I have two problems with this; firstly, that the entire assembly of a state representing sixty million people could be so disgusted by the suggestion that Gandhi is gay, and secondly; that the entire assembly of a state representing sixty million people would base legislation on an erroneous review without even considering to pause and assess the evidence.

So that’s a lazy media, homophobia, and gross misjudgment. If I could convey a sigh of disapproval (should that be – quelle surprise?) at India, this is it (in the wake of their Cricket World Cup victory, nonetheless).

Homophobia in India is still rampant, but it’s manifested in ignorance rather than hatred.
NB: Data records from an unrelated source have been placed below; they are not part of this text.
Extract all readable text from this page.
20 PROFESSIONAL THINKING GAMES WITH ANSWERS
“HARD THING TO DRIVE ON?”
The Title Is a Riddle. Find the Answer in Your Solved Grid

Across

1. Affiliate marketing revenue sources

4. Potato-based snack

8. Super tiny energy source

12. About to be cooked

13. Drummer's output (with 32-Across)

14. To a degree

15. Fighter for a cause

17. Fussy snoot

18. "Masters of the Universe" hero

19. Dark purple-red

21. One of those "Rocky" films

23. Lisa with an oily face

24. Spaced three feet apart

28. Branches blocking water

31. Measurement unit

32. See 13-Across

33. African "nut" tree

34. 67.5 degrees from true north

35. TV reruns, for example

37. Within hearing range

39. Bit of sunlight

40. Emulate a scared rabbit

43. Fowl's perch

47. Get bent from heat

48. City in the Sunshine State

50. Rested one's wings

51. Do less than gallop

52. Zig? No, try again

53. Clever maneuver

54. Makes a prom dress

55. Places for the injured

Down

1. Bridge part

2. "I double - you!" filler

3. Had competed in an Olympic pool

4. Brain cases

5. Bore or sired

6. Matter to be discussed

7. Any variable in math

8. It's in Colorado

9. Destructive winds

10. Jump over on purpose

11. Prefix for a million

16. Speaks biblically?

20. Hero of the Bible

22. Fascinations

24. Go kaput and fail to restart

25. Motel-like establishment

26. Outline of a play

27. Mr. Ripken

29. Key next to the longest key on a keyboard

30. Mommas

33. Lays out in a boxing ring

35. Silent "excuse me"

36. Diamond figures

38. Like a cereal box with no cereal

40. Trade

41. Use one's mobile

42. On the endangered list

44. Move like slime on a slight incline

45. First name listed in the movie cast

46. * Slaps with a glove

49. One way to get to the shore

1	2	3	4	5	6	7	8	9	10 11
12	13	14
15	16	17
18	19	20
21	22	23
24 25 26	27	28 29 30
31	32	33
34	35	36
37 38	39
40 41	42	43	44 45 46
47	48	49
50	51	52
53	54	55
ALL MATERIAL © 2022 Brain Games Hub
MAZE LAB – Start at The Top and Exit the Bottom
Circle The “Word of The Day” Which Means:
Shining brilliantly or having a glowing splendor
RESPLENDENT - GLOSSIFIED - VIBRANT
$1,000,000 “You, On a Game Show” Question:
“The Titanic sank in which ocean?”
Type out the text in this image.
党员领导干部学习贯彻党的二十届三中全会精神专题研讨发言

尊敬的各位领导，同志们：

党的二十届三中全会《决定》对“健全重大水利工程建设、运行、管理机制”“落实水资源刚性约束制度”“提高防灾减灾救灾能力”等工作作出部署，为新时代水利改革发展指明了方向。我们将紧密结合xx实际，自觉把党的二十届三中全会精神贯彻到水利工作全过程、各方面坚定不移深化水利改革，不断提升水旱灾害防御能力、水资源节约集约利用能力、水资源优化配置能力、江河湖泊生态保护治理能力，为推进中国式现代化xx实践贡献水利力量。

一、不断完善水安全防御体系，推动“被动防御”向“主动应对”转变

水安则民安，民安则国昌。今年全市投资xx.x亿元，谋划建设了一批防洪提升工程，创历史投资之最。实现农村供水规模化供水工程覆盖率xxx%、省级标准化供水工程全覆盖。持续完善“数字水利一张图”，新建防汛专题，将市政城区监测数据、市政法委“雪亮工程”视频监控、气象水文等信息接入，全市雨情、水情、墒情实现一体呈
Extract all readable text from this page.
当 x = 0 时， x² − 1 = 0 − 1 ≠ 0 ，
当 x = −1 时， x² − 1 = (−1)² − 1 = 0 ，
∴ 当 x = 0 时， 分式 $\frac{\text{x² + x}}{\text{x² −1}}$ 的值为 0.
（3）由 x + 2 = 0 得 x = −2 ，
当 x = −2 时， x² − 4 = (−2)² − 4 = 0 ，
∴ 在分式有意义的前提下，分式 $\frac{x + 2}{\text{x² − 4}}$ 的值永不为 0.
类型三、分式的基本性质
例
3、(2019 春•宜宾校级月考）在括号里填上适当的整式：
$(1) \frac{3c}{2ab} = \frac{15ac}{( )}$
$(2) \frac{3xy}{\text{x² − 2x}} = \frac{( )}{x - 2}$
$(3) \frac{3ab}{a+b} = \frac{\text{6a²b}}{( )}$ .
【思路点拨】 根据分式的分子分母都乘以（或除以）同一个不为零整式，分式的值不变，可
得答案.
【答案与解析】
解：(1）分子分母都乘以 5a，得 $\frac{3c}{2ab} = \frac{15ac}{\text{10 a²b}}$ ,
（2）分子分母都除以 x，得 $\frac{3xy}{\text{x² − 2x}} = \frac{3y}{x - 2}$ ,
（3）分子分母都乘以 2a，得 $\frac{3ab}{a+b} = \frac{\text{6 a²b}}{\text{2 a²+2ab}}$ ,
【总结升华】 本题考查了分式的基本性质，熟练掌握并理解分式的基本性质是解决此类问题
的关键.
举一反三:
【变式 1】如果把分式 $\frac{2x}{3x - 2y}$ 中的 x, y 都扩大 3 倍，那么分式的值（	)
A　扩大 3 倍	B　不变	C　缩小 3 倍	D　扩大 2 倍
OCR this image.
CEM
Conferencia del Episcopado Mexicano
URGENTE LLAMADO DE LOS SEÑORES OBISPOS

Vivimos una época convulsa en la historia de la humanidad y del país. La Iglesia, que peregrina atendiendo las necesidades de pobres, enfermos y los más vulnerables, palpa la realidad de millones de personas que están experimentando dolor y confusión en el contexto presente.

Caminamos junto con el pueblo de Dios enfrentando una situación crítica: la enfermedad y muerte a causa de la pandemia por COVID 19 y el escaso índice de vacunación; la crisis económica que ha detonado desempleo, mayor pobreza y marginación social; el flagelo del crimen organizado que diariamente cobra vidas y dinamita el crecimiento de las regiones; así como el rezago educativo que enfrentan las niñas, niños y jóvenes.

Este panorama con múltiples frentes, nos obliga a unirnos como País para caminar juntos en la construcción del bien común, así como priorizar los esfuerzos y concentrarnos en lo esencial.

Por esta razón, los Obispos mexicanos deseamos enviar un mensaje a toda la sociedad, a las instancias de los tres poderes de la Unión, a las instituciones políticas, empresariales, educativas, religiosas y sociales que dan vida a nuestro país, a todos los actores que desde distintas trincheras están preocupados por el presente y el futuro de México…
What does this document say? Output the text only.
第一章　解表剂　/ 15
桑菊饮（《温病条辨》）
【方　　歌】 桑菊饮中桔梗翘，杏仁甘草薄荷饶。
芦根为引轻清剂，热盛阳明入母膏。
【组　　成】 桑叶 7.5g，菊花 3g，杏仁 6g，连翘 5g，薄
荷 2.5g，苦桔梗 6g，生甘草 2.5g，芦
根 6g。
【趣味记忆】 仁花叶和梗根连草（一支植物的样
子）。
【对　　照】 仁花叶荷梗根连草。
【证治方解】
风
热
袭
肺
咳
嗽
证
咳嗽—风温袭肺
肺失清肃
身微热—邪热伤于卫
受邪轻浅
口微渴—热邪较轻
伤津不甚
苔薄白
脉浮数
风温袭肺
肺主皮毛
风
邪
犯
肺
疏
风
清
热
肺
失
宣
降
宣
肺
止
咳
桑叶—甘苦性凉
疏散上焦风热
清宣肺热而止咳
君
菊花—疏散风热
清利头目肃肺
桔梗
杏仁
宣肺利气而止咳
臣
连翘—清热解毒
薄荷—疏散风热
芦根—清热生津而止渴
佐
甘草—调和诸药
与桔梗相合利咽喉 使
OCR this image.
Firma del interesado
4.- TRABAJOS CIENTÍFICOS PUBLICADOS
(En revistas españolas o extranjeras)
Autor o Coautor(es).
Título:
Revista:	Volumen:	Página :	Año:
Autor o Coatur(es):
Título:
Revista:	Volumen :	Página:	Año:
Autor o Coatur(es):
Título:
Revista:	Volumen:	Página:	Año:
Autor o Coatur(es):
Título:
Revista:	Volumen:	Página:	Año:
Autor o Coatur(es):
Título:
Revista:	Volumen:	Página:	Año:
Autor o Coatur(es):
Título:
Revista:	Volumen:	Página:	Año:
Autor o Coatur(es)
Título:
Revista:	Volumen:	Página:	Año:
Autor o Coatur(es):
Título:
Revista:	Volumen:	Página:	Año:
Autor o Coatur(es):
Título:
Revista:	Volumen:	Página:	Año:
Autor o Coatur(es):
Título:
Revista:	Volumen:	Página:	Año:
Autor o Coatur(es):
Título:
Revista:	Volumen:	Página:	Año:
At any rate, there’s a long way to go before the question of Gandhi’s sexuality fades into irrelevance, and there are plenty more battles to be fought before it becomes acceptable to call Gandhi’s founding father bisexual (a term that many ‘phobes’ might perceive as more threatening than being called gay).

The race to ban ‘Great Soul’ on a whim of hysteria would be more believable had it happened under the Taliban. But in a country known for its morbidly slow legislative process, the decision to pass a hurried vote during an emergency session is a betrayal of democracy.

The gross misjudgment and unquestioning disgust caused by the suggestion that a book might have supposed Gandhi bisexual says more about the need for action to challenge homophobia – even in an ‘enlightened’ state assembly – than it does the content of Gandhi’s character.

Gujarat (soon to be joined by the state of Maharashtra, home to Bombay) has bought a great deal of shame not just to itself, but to millions of gay Indians who have begun to come out of the closet since homosexuality was decriminalized in 2009. The whole milieu - from an ignorant review seeking sensationalism, to a sloppy media doing the same, to lazy and captivated state assemblies – is a train-wreck of impotence.

Was Gandhi bisexual? I don’t know. But on the basis of this irrelevant evidence I wouldn’t count on it.

Then again, like the Gujarat State Assembly, I haven’t read the book.